Rainer Maria Bösel

from Wikipedia, the free encyclopedia

Rainer Maria Bösel (born January 31, 1944 in Vienna ) is an Austrian - German brain researcher .

Career

From 1962 Rainer Bösel studied mathematics , zoology and psychology at the universities of Vienna and Salzburg . He received his doctorate in 1969 with a thesis on glial cells in turtles. phil. After research stays at the University of Natural Resources and Life Sciences in Vienna and at the Max Planck Institute for Developmental Biology in Tübingen, he received an assistant professorship at the Institute for Psychology at the Free University of Berlin . From 1980 to 2010 he was Professor of Psychology and Head of the Working Group for Cognitive Neuropsychology at the Free University of Berlin, where u. a. Axel Mecklinger, Stefan Pollmann, Rainer Wieland and Wolf Schwarz worked. From 2010 to 2013 Rainer Bösel was Professor of General Psychology at the International Psychoanalytic University Berlin , where he built up the BA course in Psychology.
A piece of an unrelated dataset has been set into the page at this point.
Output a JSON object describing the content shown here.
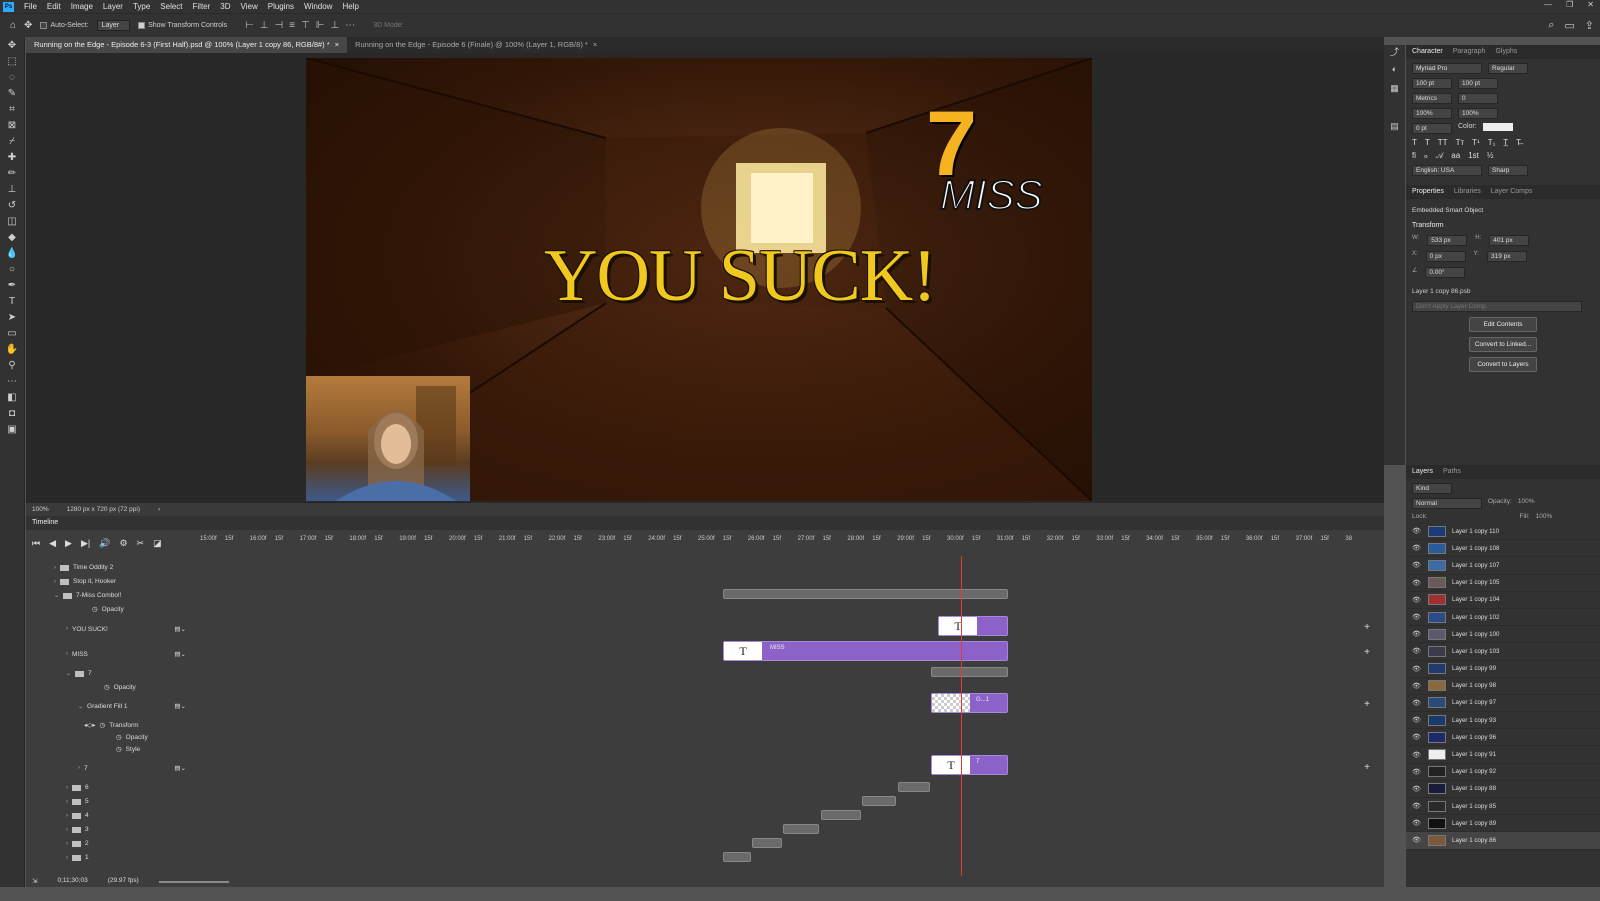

Rainer Bösel was on the Scientific Advisory Board of the Institute for Scientific Film in Göttingen until 2001. He is currently providing scientific advice to the website gehirn-und-haben.de.

Act

Rainer Bösel was mainly concerned with the development of EEG methods with which he examined attentional processes . He is currently working as a non-fiction author on questions relating to the relationship between brain activity and thinking . He takes a naturalistic point of view on the question of consciousness . However, he defends the usefulness of an ascription of free will , not least because psychological research presupposes autonomous persons. He explains the construct of the person as a generalization or continuation of individual observations and external ascriptions and thus as a product of typical functions of frontal lobe mechanisms . In humans, these also access the medial prefrontal cortex , which causes the self (or the other) to be understood as an actor. On the basis of information-theoretical considerations, he concludes that aesthetic sensation arises from aggregates, the creation of which obeys random laws.

Works (selection)

Monographs

Research films

Web links

Individual evidence

  1. ^ Svenja Radtke: Thanks and appreciation. In portrait: professors on the occasion of their retirement or retirement. Free University of Berlin, January 21, 2009, accessed on September 13, 2014 (Acknowledgments from FU Berlin on the occasion of Prof. Rainer Bösel's retirement).
  2. Link to the website of the former working group for cognitive neuropsychology at the FU Berlin
  3. ^ Profile of Rainer Bösel at the IPU
  4. Link to the subpage "About us" on gehirn-und-haben.de
  5. ^ R. Bösel, A. Mecklinger, M. Kranz-Raphaélian, R. Stolpe: Evoked frequencies: New indicators of attention research. In: J. Beckmann, H. Strang, E. Hahn (Eds.): Attention and energization. Hogrefe, Göttingen 1993, pp. 211-228.
  6. Cf. R. Bösel: The brain. Kohlhammer, Stuttgart 2006, p. 248.
  7. R. Bösel: Klugheit Schattauer, Stuttgart 2014, p. 151 f.
  8. R. Bösel: The brain. 2006, p. 243.
  9. ^ R. Bösel: Why I know ... 2012, p. 169 f.
  10. R. Bösel: How the brain constructs "reality". 2016, p. 76 u. 89 ff.
  11. ^ R. Bösel: Aesthetic feeling: neuropsychological approaches. In: J. Küpper, C. Menke (Ed.) Dimensions of aesthetic experience. Suhrkamp, ​​Frankfurt am Main 2003, pp. 264–283.